Ele para ao presenciar a cena. Ninguém precisa ser gênio para descobrir o motivo do meu cachorro estar mordendo o cabo do revólver. Engoli em seco evitando encarar o olhar dele. Provavelmente veria decepção ali e isso me faria sentir mais culpa.

- Paulo, você...

- Pai, me desculpe. Estava só pensando.

Afastei Hachiko da arma, me levantando do chão frio.

- Ia fazer isso?

- Eu não sei. - Abafei a voz embargada. - Eu não sei. Tudo é minha culpa. Eu sou culpado por todo sofrimento das pessoas ao meu redor. Eu...

- Ah, filho. - Ele foi rápido em me abraçar tentando transmitir algum conforto. Nunca chorei tanto nem na época em que estive no orfanato. - A culpa não é sua. Nós somos uma família e uma equipe. Vamos superar isso.

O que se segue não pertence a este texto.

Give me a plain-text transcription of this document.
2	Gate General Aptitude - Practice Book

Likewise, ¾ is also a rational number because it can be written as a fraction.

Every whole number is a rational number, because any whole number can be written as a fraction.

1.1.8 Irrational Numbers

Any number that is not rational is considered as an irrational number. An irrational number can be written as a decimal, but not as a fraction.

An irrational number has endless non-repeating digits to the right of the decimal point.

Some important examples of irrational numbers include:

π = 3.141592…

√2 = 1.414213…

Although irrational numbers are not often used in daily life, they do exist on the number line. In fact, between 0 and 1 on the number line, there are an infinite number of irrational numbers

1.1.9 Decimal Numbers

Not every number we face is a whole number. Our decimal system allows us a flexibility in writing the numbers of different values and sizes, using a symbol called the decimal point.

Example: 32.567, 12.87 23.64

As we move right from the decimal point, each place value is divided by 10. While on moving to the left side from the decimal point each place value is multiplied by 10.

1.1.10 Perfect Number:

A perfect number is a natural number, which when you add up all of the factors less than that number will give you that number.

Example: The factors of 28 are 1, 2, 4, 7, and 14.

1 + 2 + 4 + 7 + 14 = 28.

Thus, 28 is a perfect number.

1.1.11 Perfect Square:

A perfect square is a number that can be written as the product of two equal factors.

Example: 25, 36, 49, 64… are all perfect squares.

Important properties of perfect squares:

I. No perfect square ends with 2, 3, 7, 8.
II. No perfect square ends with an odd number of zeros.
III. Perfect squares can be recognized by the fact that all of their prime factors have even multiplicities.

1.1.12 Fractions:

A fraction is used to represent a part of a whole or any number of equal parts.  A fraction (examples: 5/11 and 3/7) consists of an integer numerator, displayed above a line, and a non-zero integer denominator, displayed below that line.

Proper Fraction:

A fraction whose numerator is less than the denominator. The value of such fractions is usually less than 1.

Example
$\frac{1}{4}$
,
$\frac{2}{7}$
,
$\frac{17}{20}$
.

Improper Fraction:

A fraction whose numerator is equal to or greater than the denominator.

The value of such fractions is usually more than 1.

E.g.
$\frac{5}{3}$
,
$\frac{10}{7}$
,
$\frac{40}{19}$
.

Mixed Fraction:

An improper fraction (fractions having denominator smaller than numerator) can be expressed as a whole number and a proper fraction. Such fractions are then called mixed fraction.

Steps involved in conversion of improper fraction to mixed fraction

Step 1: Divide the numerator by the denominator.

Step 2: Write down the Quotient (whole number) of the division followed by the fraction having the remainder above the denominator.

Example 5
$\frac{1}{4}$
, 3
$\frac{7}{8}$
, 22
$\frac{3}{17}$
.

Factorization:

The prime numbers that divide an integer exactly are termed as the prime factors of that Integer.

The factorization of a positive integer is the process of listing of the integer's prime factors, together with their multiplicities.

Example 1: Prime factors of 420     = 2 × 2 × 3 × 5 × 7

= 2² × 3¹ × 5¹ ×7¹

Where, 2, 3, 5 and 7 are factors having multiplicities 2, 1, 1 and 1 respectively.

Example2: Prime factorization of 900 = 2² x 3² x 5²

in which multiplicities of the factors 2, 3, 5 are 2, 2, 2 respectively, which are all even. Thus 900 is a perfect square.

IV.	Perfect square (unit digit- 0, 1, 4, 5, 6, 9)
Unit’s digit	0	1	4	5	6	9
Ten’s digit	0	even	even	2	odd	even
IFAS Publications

- Estou me sentindo no fundo do poço. - Solucei, recordando da avalanche de notícias que recebi de uma vez. - Descobri que meu amigo me traiu. Rúbia e meus irmãos foram sequestrados. Meus avós foram mortos. Mortos!

- Eu sei.

Fiquei tão angustiado que afastei meu pai. Queria ficar sozinho imerso nas desgraças sucedidas. Joguei a arma no chão, correndo para fora do quarto. Minha mente estava nublada. Quase esbarrei no Dramaturgo na curva do corredor.